Professor Jean-Jacques Hublin, paleoanthropologist, director of the department of the human evolution at the Max Planck Institute for Evolutionary Anthropology, poses for a photograph after a press conference held in Paris, France to announce the findings They were unable to determine the sex of the individuals, as no pelvic bones were found.Teresa Steele, a paleoanthropologist at the University of California, Davis, who analyzed animal fossils at Jebel Irhoud, said plenty of gazelle meat, with the occasional wildebeest, zebra and other game and perhaps the seasonal ostrich egg was the diet of the time.Archaeologists have discovered the world's oldest Homo sapiens fossils, alongside stone tools and animal bones at Jebel Irhoud, Morocco.The fossils date back to 300,000 years ago, and are 100,000 years older than any other Homo sapiens fossil discovered.Professor Jean-Jacques Hublin, who led the study, said: 'We used to think that there was a cradle of mankind 200,000 years ago in east Africa, but our new data reveal that Homo sapiens spread across the entire African continent around 300,000 years ago.'Long before the out-of-Africa dispersal of Homo sapiens, there was dispersal within Africa.'Jebel Irhous has been known since the 1960s for its human fossils, and the latest discovery brings the total number of remains to 22.
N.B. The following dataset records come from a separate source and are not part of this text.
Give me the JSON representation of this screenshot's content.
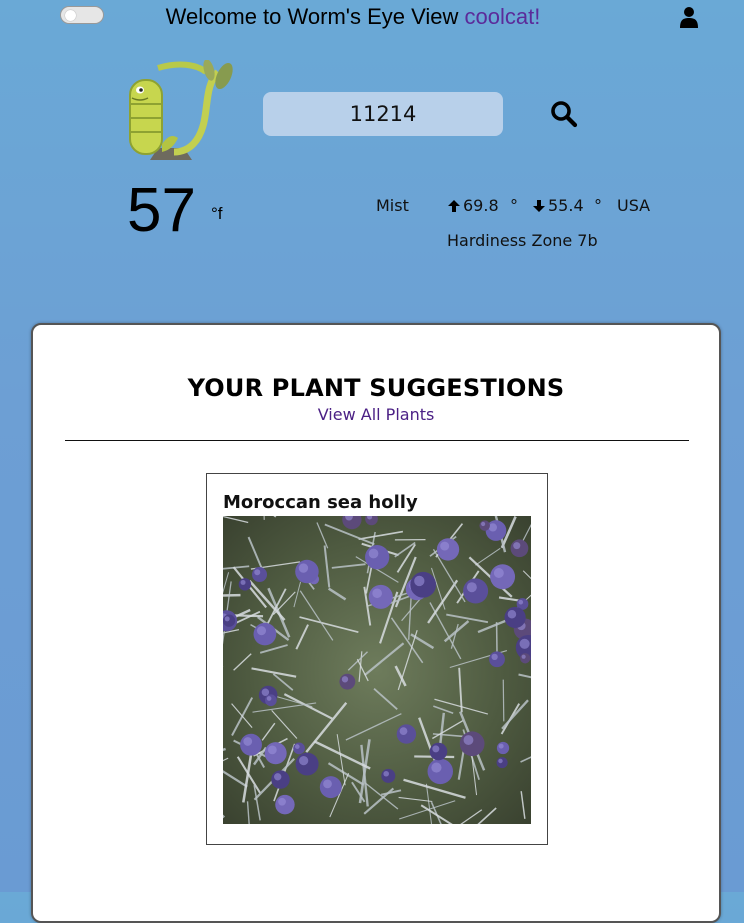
{
  "header": {
    "welcome_prefix": "Welcome to Worm's Eye View ",
    "username": "coolcat!",
    "toggle_state": "off",
    "user_icon": "user-icon"
  },
  "search": {
    "value": "11214",
    "icon": "search-icon"
  },
  "weather": {
    "temperature": "57",
    "unit": "°f",
    "condition": "Mist",
    "high": "69.8",
    "low": "55.4",
    "degree_symbol": "°",
    "country": "USA",
    "zone": "Hardiness Zone 7b"
  },
  "suggestions": {
    "title": "YOUR PLANT SUGGESTIONS",
    "view_all": "View All Plants",
    "plants": [
      {
        "name": "Moroccan sea holly"
      }
    ]
  },
  "colors": {
    "background": "#6aa9d6",
    "accent": "#5b2b9a",
    "search_bg": "#b8d0ea"
  }
}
The spectacular discoveries from Jebel Irhoud (pictured) demonstrate the tight connections of the Maghreb with the rest of the African continent at the time of Homo sapiens' emergence'The earliest Homo sapiens fossils are found across the entire African continent: Jebel Irhoud, Morocco (300,000 years), Florisbad, South Africa (260,000 years), and Omo Kibish, Ethiopia (195,000 years).The findings push back the origins of our species, and show that by about 300,000 years ago, important changes in our biology and behaviour had taken place across most of Africa.Scroll down for video The team of researchers discovered skulls, teeth and long bones from at least five individuals.An international research team, led by the Max Planck Institute for Evolutionary Anthropology in Leipzig, Germany and the National Institute for Archaeology and Heritage in Rabat, Morocco uncovered the fossil bones of Homo sapiens along with stone tools and animal bones.The discoveries reveal a complex evolutionary history of mankind that likely involved the entire African continent.